In 1984 the mountaineers Reinhold Messner and Hans Kammerlander managed to cross the Gasherbrum II and then the Hidden Peak, also in alpine style. This crossing is still considered to be one of the most outstanding achievements in high-altitude mountaineering . The director Werner Herzog accompanied Messner and Kammerlander with a camera team to the base camp and documented the crossing in the film Gasherbrum - The Shining Mountain . In 1996, the French mountaineer Jean-Christophe Lafaille managed to climb both peaks single-handedly without descending to base camp. On Gasherbrum II he chose the normal route for ascent and descent, while he had previously climbed the GI via a new route.

On July 7, 2006, a Swiss expedition managed to climb the north face of Gasherbrum II for the first time. The mountaineers Ueli Steck , Hans Mitterer and Cedric Hählen reached the 7758  m high east summit . Due to the danger of avalanches, they decided to forego the further descent and ascent over the ridge to the main summit.

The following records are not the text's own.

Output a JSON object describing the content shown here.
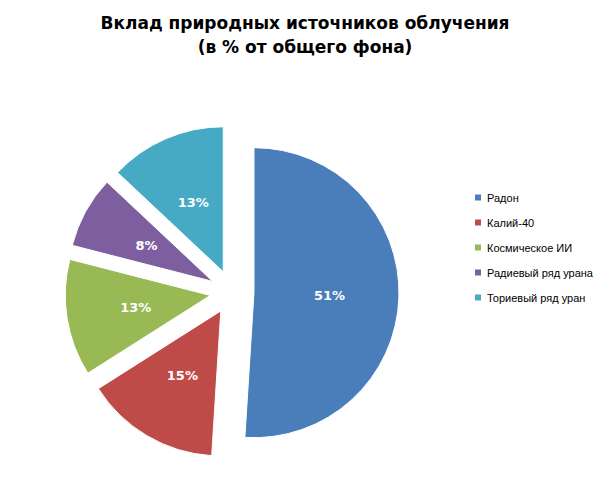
{
  "chart_data": {
    "type": "pie",
    "title": "Вклад природных источников облучения\n(в % от общего фона)",
    "categories": [
      "Радон",
      "Калий-40",
      "Космическое ИИ",
      "Радиевый ряд урана",
      "Ториевый ряд уран"
    ],
    "values": [
      51,
      15,
      13,
      8,
      13
    ],
    "value_labels": [
      "51%",
      "15%",
      "13%",
      "8%",
      "13%"
    ],
    "colors": [
      "#4a7ebb",
      "#be4b48",
      "#98b954",
      "#7d5fa0",
      "#46aac5"
    ],
    "data_labels": true,
    "legend": "right"
  }
}
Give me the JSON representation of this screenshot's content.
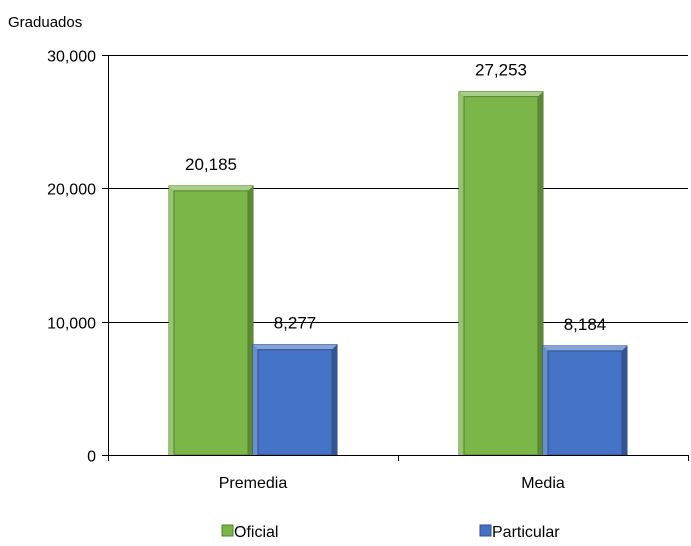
{
  "chart_data": {
    "type": "bar",
    "title": "",
    "xlabel": "",
    "ylabel": "Graduados",
    "categories": [
      "Premedia",
      "Media"
    ],
    "series": [
      {
        "name": "Oficial",
        "values": [
          20185,
          27253
        ],
        "labels": [
          "20,185",
          "27,253"
        ],
        "color": "#7AB648",
        "style": "bevel"
      },
      {
        "name": "Particular",
        "values": [
          8277,
          8184
        ],
        "labels": [
          "8,277",
          "8,184"
        ],
        "color": "#4472C4",
        "style": "bevel"
      }
    ],
    "ylim": [
      0,
      30000
    ],
    "yticks": [
      {
        "value": 0,
        "label": "0"
      },
      {
        "value": 10000,
        "label": "10,000"
      },
      {
        "value": 20000,
        "label": "20,000"
      },
      {
        "value": 30000,
        "label": "30,000"
      }
    ],
    "grid": true,
    "legend": {
      "position": "bottom"
    }
  }
}
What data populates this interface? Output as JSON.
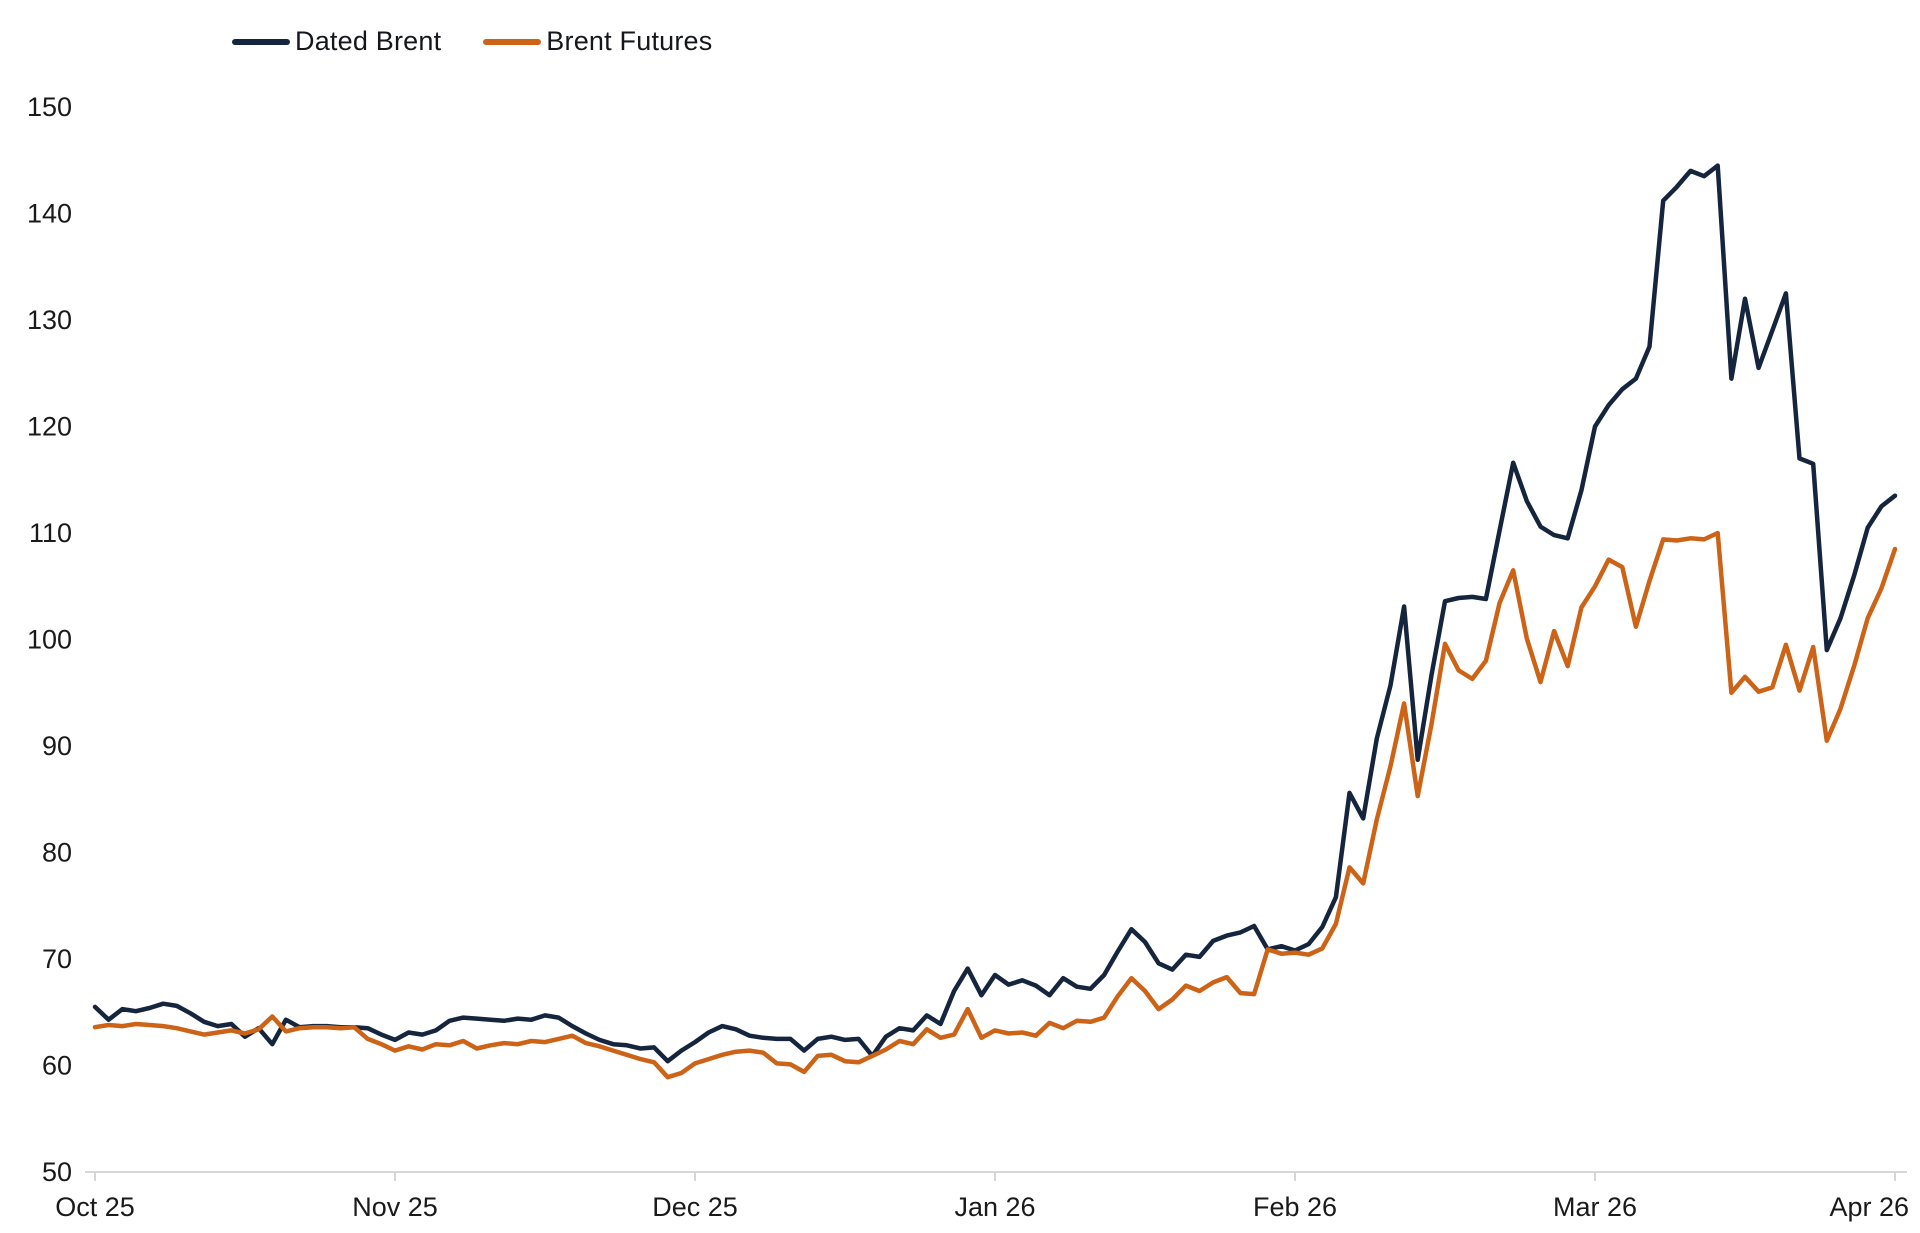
{
  "chart_data": {
    "type": "line",
    "title": "",
    "xlabel": "",
    "ylabel": "",
    "ylim": [
      50,
      150
    ],
    "y_ticks": [
      50,
      60,
      70,
      80,
      90,
      100,
      110,
      120,
      130,
      140,
      150
    ],
    "x_ticks": [
      "Oct 25",
      "Nov 25",
      "Dec 25",
      "Jan 26",
      "Feb 26",
      "Mar 26",
      "Apr 26"
    ],
    "x_tick_indices": [
      0,
      22,
      44,
      66,
      88,
      110,
      132
    ],
    "grid": false,
    "legend_position": "top-left",
    "axis_color": "#d6d6d6",
    "text_color": "#1a1a1a",
    "series": [
      {
        "name": "Dated Brent",
        "color": "#16253e",
        "values": [
          65.5,
          64.3,
          65.3,
          65.1,
          65.4,
          65.8,
          65.6,
          64.9,
          64.1,
          63.7,
          63.9,
          62.7,
          63.5,
          62.0,
          64.3,
          63.6,
          63.7,
          63.7,
          63.6,
          63.6,
          63.5,
          62.9,
          62.4,
          63.1,
          62.9,
          63.3,
          64.2,
          64.5,
          64.4,
          64.3,
          64.2,
          64.4,
          64.3,
          64.7,
          64.5,
          63.7,
          63.0,
          62.4,
          62.0,
          61.9,
          61.6,
          61.7,
          60.4,
          61.4,
          62.2,
          63.1,
          63.7,
          63.4,
          62.8,
          62.6,
          62.5,
          62.5,
          61.4,
          62.5,
          62.7,
          62.4,
          62.5,
          60.9,
          62.7,
          63.5,
          63.3,
          64.7,
          63.9,
          67.0,
          69.1,
          66.6,
          68.5,
          67.6,
          68.0,
          67.5,
          66.6,
          68.2,
          67.4,
          67.2,
          68.5,
          70.7,
          72.8,
          71.6,
          69.6,
          69.0,
          70.4,
          70.2,
          71.7,
          72.2,
          72.5,
          73.1,
          70.9,
          71.2,
          70.8,
          71.4,
          73.0,
          75.8,
          85.6,
          83.2,
          90.7,
          95.7,
          103.1,
          88.7,
          96.6,
          103.6,
          103.9,
          104.0,
          103.8,
          110.2,
          116.6,
          113.0,
          110.6,
          109.8,
          109.5,
          114.0,
          120.0,
          122.0,
          123.5,
          124.5,
          127.5,
          141.2,
          142.5,
          144.0,
          143.5,
          144.5,
          124.5,
          132.0,
          125.5,
          129.0,
          132.5,
          117.0,
          116.5,
          99.0,
          102.0,
          106.0,
          110.5,
          112.5,
          113.5
        ]
      },
      {
        "name": "Brent Futures",
        "color": "#cc6317",
        "values": [
          63.6,
          63.8,
          63.7,
          63.9,
          63.8,
          63.7,
          63.5,
          63.2,
          62.9,
          63.1,
          63.3,
          63.0,
          63.4,
          64.6,
          63.2,
          63.5,
          63.6,
          63.6,
          63.5,
          63.6,
          62.5,
          62.0,
          61.4,
          61.8,
          61.5,
          62.0,
          61.9,
          62.3,
          61.6,
          61.9,
          62.1,
          62.0,
          62.3,
          62.2,
          62.5,
          62.8,
          62.1,
          61.8,
          61.4,
          61.0,
          60.6,
          60.3,
          58.9,
          59.3,
          60.2,
          60.6,
          61.0,
          61.3,
          61.4,
          61.2,
          60.2,
          60.1,
          59.4,
          60.9,
          61.0,
          60.4,
          60.3,
          60.9,
          61.5,
          62.3,
          62.0,
          63.4,
          62.6,
          62.9,
          65.3,
          62.6,
          63.3,
          63.0,
          63.1,
          62.8,
          64.0,
          63.5,
          64.2,
          64.1,
          64.5,
          66.5,
          68.2,
          67.0,
          65.3,
          66.2,
          67.5,
          67.0,
          67.8,
          68.3,
          66.8,
          66.7,
          70.9,
          70.5,
          70.6,
          70.4,
          71.0,
          73.3,
          78.6,
          77.1,
          83.1,
          88.1,
          94.0,
          85.3,
          92.0,
          99.6,
          97.1,
          96.3,
          98.0,
          103.4,
          106.5,
          100.1,
          96.0,
          100.8,
          97.5,
          103.0,
          105.0,
          107.5,
          106.8,
          101.2,
          105.5,
          109.4,
          109.3,
          109.5,
          109.4,
          110.0,
          95.0,
          96.5,
          95.1,
          95.5,
          99.5,
          95.2,
          99.3,
          90.5,
          93.5,
          97.5,
          102.0,
          104.8,
          108.5
        ]
      }
    ]
  }
}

Exactly 50 years after Moravec's first ascent, the two young Munich extreme ski mountaineers Benedikt Böhm and Sebastian Haag , advised by Kammerlander, planned their record attempt in the ascent of Gasherbrum II with subsequent ski descent without depots or support in the high camps. On August 3, 2006, under the guidance of mountain guide Luis Stitzinger , they started the ascent from the base camp at 5900  m altitude. In the upper area, the ascent was made difficult by fresh snow. The subsequent descent to the summit to the starting point took place when there was a high risk of avalanches, without taking off the skis and without abseiling. The team needed just under 17 hours for the entire alpine-style tour.

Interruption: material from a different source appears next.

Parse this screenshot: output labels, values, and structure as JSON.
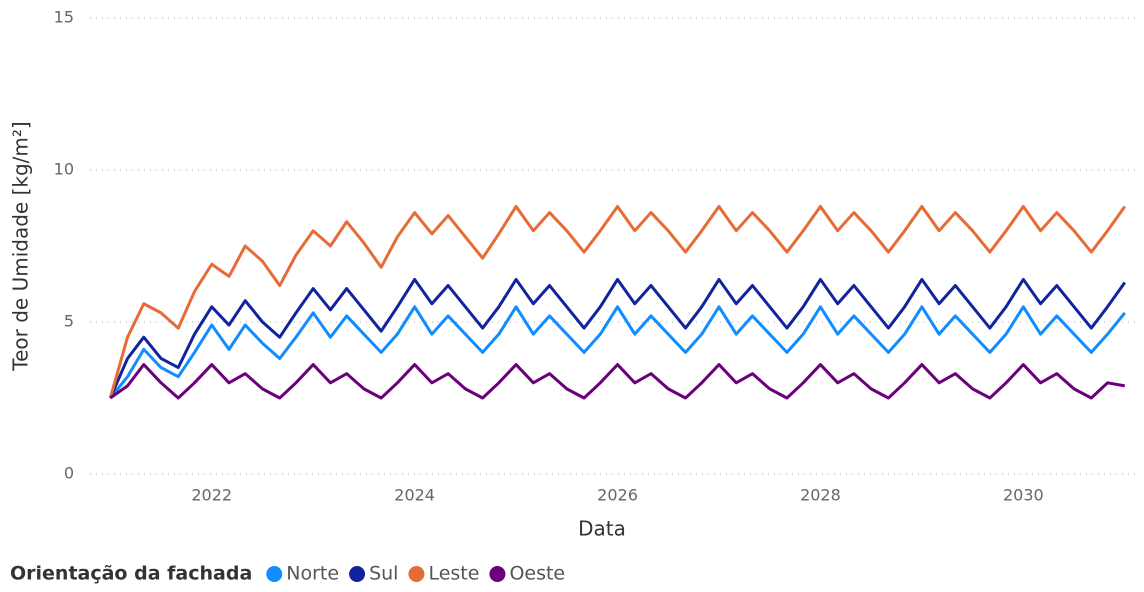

In 2007 the Italians Karl Unterkircher , Daniele Bernasconi and Michele Compagnoni mastered the complete ascent of the north face for the first time and reached the summit on July 20th. They committed the northeast pillar in the direct line of the summit fall . During an acclimatization ascent, the lower part of the wall was secured with fixed ropes and an interim storage facility was set up at 6000  m . The actual ascent began on July 18 from the base camp and was carried out in alpine style from the intermediate camp . While Bernasconi and Unterkircher fully climbed the pillar, Michele Compagnoni, nephew of K2 first climber Achille Compagnoni , crossed at 7,850  m to the southwest ridge to cover the last 200 meters on the normal route. At 8 p.m. local time at the summit, it was decided for safety reasons to descend via the normal route on the south side.

On February 2, 2011 Simone Moro , Denis Urubko and Cory Richards reached the summit of Gasherbrum II. This makes Gasherbrum II the first of the four eight-thousanders in the Karakoram and the five eight-thousanders in Pakistan to be climbed in winter.

On July 16, 2018, Felix Berg and Adam Bielicki reached the summit of Gasherbrum II via a new variant through the west face.

literature

  • Fritz Moravec: White mountains, black people. From the Himalayas to the giant craters of Africa , Austria. Bundesverlag, Vienna 1958.
  • Rollo Steffens: Fascination Karakoram. The wild mountains of Asia. Bruckmann Verlag, Munich 2000.

Web links

Commons : Gasherbrum II  - collection of images, videos and audio files
Wiktionary: Gasherbrum II  - explanations of meanings, word origins, synonyms, translations

Individual evidence

  1. ^ GO Dyhrenfurth: To the third pole. Munich, 1952, p. 238ff
  2. SUMMIT LISTS THEN AND NOW ( Memento from April 4, 2005 in the Internet Archive )
  3. ^ Wojciech Kurtyka: Gasherbrum II and Hidden Peak - New Routes. In: American Alpine Journal 1984, pp. 37-42
  4. AAJ report to enchaînement (concatenation) of Lafaille
  5. JC Lafaille's website on Gasherbrum- enchaînement
  6. www.bergstieg.com: Crazy! Speed ​​ascent and skiing of Gasherbrum II , August 9, 2006.
  7. http://www.alpinist.com/doc/ALP20/newswire-italians-climb-gash-chinese
  8. http://www.bergstieg.com/news/historischer-winter-gipfelerffekt-am-gasherbrum-ii
  9. NEWS: Adam Bielecki and Felix Berg make First Ascent of Gasherbrum II West Face . ( ukclimbing.com [accessed October 14, 2018]).
  10. G2 - Summit - Summit Climb News Blog. Retrieved October 14, 2018 (German).